3. Immediate disbursal
As soon as your personal loan application is approved, the borrowed amount would hit your account immediately.
4. No collateral
It is an unsecured loan that does not require you to pledge your assets for funds.
The repayment tenure can be chosen at your convenience as the general repayment tenure ranges from 1 to 5 years.
Lenders also offer the clause of prepayment when availing a personal loan. However, there might be a levy of a nominal fee when prepaying your loan. But making prepayments can make you debt-free faster.
Impact of Personal Loans for Debt Consolidation on the CIBIL score
If you have many repayments, it would be difficult to keep track, and you might end up defaulting. This would hurt your CIBIL score. The CIBIL score ranges from 300-900, and having 750 is considered as healthy. But, a single miss of EMI payment can cause this score to plummet.
To avoid such situations, it is best to avail a personal loan and consolidate your debts into one single EMI payment. This will make your repayment schedule simpler and more manageable. Moreover, by keeping up with the repayment schedule set by your lender, you can also gain a positive impact on your credit score.
How to Get Quick Approval of a Personal Loan?
- Maintain a healthy credit score (the higher the score, the more advantageous it is )
- Look at different lenders, but do not submit applications to all of them. Compare and pick the lender who offers the best terms suitable for you.
- Ensure that there is at least a gap of 6 months with no other new loan before applying for the personal loan.
- Your EMI should not exceed more than 50% of your net-take home pay.
- Ensure that you use your credit card diligently without any defaults
- In case you have both secured and unsecured loans, make sure that you can maintain a fair balance between them.
Things to Remember When Availing a Personal Loan for Debt Consolidation
While borrowing a personal loan might seem like a viable solution to consolidate your debts, there are some things that you need to watch out for:
1. Tenure of present debts
You need to check your tenure before borrowing a personal loan for debt consolidation. In case you can finish off the existing loans in a few months to a year, then taking a personal loan is not a viable option.
2. Credit score
The credit score is one of the first factors taken into consideration when a lender decides your loan’s interest rate. A good score will get you a lower interest rate, whereas a low credit score means higher interest.

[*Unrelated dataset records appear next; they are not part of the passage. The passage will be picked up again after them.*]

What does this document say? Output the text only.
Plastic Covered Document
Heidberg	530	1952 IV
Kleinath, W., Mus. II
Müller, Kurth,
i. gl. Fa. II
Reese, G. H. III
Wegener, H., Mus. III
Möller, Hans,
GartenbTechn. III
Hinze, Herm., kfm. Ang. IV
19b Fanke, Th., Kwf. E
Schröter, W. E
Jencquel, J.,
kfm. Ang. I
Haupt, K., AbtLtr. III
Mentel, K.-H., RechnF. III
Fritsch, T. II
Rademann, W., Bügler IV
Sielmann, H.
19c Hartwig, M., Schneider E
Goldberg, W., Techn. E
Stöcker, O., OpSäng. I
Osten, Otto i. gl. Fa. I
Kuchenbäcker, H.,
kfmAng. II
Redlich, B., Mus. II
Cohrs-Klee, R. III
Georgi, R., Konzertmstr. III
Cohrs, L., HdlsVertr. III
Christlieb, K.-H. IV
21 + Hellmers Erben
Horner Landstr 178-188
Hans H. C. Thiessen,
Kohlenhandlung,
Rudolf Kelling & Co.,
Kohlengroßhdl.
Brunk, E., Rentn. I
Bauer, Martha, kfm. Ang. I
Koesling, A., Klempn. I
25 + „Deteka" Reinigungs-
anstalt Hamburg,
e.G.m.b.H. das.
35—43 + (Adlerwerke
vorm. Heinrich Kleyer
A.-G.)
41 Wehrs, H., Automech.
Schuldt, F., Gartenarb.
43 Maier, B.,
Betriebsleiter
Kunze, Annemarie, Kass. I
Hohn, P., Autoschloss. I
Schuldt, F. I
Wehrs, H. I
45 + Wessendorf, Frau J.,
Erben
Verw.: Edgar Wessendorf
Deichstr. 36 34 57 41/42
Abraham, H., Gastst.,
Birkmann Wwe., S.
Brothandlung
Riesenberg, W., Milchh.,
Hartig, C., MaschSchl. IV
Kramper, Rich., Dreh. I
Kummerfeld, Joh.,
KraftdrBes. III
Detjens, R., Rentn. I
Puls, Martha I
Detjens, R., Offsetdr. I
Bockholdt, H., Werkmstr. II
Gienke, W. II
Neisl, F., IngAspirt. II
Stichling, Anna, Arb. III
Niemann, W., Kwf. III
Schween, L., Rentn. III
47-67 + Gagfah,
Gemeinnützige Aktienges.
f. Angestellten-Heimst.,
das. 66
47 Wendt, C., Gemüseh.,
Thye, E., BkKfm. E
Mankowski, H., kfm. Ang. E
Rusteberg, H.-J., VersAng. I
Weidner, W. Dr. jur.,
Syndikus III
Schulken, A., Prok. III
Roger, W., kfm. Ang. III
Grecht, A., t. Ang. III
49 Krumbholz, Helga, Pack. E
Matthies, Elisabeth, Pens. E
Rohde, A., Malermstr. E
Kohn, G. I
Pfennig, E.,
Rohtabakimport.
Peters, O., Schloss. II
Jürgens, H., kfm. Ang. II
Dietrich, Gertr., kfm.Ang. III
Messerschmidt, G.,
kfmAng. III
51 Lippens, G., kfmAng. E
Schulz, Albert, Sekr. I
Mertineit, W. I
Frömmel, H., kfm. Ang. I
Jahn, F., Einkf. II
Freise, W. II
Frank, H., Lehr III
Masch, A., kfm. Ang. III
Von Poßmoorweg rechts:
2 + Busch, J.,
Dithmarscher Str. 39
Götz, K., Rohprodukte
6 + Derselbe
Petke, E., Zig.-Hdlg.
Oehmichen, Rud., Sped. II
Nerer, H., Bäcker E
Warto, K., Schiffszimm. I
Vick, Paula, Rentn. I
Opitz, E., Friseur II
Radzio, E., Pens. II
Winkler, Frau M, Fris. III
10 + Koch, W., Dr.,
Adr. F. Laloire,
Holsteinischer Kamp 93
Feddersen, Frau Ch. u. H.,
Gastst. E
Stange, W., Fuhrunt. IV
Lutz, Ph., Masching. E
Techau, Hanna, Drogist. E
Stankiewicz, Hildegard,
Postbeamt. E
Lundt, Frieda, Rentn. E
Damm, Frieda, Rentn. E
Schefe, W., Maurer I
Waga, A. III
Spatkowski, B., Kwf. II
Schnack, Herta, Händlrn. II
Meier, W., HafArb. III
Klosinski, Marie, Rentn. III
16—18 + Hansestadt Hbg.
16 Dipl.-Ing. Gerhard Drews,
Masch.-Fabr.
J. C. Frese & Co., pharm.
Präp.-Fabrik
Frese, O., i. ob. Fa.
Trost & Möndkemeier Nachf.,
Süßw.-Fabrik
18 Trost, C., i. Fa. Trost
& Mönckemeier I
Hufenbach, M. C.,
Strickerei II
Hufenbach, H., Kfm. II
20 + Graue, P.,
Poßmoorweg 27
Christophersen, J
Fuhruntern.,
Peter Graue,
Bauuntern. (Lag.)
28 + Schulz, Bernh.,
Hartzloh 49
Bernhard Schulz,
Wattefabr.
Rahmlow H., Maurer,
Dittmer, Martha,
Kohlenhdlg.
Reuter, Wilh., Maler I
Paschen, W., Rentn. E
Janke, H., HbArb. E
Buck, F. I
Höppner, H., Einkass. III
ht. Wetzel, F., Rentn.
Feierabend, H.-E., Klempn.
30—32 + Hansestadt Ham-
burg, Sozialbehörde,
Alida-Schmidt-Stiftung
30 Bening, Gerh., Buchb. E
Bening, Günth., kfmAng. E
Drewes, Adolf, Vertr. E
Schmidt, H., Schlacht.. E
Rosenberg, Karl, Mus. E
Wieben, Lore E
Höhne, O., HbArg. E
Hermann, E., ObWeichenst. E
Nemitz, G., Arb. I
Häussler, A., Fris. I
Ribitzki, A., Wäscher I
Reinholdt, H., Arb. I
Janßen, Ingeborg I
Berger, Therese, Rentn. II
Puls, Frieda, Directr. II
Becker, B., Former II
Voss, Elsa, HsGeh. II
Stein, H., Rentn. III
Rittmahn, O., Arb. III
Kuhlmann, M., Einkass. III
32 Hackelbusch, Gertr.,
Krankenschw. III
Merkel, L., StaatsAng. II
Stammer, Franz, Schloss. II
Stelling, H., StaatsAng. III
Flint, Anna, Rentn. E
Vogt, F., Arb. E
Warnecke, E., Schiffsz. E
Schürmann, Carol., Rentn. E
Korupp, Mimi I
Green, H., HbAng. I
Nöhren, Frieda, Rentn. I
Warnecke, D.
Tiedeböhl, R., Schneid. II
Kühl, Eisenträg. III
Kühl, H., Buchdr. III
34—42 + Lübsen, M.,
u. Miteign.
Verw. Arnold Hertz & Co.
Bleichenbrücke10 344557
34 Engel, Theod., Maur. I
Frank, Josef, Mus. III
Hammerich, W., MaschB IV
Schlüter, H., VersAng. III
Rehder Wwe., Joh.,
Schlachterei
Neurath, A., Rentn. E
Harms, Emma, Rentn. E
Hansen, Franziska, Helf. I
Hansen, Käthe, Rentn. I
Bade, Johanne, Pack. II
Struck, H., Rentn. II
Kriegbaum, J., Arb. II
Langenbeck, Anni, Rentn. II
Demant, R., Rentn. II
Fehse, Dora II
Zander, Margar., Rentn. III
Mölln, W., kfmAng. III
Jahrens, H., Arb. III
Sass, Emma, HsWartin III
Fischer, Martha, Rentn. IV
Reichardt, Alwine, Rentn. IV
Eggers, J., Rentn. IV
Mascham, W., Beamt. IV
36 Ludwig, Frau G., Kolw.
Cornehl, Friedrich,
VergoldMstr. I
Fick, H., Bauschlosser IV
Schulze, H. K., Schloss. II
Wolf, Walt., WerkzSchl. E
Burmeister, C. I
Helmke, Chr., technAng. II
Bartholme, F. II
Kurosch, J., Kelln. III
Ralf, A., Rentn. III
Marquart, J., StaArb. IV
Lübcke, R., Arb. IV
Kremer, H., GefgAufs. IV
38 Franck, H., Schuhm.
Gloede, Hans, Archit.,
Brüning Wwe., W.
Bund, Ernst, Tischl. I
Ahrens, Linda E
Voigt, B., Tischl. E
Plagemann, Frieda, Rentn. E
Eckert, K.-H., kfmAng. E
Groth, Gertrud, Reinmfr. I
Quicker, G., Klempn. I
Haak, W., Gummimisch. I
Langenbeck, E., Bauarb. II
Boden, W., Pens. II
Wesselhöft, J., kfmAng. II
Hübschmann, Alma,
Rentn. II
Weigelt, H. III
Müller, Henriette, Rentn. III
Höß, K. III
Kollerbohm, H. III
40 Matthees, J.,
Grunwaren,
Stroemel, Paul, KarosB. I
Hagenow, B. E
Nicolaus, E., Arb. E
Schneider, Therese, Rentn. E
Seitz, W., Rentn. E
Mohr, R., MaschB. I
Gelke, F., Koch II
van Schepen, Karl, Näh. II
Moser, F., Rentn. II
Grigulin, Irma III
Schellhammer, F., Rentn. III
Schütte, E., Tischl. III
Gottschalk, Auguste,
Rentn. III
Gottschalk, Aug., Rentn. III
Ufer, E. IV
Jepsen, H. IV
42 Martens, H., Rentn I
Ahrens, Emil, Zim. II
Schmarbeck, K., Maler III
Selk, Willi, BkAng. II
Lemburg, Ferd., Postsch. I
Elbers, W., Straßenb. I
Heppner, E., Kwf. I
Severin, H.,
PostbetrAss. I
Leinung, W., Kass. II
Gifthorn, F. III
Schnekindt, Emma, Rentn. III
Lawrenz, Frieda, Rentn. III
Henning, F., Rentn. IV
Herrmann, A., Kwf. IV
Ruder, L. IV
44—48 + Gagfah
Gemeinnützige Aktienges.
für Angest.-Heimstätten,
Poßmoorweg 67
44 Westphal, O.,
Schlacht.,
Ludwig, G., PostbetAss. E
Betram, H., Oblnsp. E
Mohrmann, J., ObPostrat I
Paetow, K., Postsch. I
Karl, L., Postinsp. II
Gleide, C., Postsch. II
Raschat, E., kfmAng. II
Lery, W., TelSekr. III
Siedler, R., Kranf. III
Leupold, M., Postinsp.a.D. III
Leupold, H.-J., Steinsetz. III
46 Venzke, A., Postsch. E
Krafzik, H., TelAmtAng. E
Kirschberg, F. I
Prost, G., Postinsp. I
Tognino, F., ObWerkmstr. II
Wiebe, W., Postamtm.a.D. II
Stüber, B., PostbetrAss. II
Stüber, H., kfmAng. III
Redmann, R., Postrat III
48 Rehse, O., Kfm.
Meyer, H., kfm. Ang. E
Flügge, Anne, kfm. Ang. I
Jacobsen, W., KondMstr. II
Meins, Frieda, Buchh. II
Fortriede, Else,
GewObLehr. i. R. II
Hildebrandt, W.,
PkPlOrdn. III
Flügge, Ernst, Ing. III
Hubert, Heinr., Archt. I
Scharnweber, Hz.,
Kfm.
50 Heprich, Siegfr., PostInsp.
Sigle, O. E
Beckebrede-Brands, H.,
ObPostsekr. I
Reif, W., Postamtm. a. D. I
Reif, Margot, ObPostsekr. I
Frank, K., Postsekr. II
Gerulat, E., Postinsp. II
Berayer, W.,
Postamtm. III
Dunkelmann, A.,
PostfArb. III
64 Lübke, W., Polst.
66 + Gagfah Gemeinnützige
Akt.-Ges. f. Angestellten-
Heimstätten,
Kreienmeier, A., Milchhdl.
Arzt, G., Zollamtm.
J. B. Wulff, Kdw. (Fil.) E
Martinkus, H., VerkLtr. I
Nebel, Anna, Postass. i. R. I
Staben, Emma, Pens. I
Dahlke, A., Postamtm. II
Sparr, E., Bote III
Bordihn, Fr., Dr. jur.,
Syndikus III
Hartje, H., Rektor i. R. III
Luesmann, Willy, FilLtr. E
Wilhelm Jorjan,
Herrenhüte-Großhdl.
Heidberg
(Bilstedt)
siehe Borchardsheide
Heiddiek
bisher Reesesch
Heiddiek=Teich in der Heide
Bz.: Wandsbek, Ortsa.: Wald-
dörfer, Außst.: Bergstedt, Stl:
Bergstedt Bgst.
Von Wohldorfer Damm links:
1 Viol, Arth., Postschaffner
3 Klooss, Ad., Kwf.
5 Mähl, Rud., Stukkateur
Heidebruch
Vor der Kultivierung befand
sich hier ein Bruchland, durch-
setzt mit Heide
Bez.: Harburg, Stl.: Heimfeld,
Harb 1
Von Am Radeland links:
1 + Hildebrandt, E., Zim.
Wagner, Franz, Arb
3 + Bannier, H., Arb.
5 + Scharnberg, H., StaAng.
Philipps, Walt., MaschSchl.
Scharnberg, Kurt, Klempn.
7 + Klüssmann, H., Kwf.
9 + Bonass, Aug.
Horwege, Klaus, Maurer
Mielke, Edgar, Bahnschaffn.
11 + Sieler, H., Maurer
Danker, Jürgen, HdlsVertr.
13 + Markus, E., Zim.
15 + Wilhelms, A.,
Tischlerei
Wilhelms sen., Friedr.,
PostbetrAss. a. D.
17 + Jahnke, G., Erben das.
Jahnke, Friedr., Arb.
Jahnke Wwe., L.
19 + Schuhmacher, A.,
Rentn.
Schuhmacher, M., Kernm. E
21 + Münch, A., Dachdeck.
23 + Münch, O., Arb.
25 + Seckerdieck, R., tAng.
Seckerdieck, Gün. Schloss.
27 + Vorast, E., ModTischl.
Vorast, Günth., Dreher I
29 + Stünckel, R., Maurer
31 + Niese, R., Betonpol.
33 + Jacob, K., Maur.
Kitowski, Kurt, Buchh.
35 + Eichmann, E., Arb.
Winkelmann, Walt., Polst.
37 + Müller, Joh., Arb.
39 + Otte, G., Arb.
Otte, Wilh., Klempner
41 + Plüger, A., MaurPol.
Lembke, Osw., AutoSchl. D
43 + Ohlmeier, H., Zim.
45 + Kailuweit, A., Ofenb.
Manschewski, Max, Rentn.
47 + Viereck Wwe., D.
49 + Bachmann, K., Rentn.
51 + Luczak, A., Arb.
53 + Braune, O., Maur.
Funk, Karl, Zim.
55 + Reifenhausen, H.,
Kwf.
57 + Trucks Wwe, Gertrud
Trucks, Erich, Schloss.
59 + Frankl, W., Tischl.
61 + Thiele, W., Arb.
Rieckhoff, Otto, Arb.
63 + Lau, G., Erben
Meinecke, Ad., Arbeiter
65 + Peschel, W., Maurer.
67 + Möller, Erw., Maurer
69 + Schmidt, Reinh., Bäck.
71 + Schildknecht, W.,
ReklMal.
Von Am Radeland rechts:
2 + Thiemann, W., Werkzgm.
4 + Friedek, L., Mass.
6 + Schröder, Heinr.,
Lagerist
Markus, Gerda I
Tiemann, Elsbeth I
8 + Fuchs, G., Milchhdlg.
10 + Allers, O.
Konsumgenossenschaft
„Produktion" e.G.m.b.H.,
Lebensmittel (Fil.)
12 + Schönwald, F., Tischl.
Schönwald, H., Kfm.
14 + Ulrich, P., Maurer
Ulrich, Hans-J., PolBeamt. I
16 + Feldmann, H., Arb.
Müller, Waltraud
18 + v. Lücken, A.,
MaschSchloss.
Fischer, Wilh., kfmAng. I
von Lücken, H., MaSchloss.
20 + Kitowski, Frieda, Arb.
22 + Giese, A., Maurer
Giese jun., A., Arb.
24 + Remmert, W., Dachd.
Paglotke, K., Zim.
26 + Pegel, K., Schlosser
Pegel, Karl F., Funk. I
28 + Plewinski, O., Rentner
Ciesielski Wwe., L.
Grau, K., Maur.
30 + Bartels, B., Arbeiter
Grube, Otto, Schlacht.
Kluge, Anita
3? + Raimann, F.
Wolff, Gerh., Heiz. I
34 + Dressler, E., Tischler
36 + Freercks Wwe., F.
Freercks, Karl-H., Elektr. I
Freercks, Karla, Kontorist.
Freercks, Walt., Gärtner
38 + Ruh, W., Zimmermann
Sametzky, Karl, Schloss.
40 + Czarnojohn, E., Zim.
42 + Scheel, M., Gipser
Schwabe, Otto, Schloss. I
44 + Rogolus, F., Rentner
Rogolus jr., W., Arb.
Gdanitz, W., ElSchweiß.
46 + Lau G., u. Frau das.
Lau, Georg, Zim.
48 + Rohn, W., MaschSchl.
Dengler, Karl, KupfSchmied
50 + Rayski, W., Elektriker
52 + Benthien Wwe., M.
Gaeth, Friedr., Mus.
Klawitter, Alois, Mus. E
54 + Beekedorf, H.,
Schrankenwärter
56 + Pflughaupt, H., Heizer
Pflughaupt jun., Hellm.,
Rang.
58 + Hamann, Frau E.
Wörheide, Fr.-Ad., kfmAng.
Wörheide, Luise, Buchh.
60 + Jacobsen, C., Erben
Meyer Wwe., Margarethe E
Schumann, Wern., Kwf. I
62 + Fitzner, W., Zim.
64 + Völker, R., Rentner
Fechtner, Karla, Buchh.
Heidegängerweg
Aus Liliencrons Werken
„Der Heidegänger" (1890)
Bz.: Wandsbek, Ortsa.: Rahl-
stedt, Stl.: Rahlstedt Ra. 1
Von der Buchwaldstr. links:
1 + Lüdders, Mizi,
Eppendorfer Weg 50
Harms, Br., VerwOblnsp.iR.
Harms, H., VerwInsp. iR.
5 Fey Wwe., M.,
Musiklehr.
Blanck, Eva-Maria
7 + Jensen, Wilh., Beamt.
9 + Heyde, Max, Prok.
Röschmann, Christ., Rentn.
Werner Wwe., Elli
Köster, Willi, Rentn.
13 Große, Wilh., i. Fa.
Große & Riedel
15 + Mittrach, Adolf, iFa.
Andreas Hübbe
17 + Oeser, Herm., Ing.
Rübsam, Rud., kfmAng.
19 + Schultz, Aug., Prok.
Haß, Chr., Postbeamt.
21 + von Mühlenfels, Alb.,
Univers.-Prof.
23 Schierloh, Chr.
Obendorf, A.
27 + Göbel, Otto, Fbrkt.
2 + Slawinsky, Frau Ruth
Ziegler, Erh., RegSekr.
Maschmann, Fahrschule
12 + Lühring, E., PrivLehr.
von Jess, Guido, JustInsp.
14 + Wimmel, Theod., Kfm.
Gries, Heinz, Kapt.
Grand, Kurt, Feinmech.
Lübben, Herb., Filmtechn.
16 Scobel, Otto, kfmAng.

Getting a personal loan with low-interest rates is better for debt consolidation than a higher interest rate loan. That being established, make sure you have a good credit score to secure a loan with reasonable interest rates.
3. Lender’s criteria
For a personal loan application to be approved, you need to satisfy all the conditions of the lender’s eligibility criteria. They come with specific expectancies regarding your income, age, credit score, and so on. Ensure that you meet those requirements before you start the application process.
4. Compare rates and other charges
Most personal loan interest rates start from 10.99%- 26% per annum, which could be higher as well. So, it is prudent to check the interest rates charged by various other lenders before deciding the suitable bank or NBFC for your personal loan.
5. Repayment term
The standard tenure for personal loan repayment is between 1-5 years. As you are using the personal loan to consolidate your debts and also have to repay the borrowed amount, choose a tenure that is comfortable with your repayment capacity. It should not interfere with your monthly financial budgets and cause a cash crunch.
Making smart and strategic financial decisions with a long-term focus is the direct path to financial success. If debt consolidation through a personal loan can make you a debt-free person, then don’t hesitate to apply for that loan today.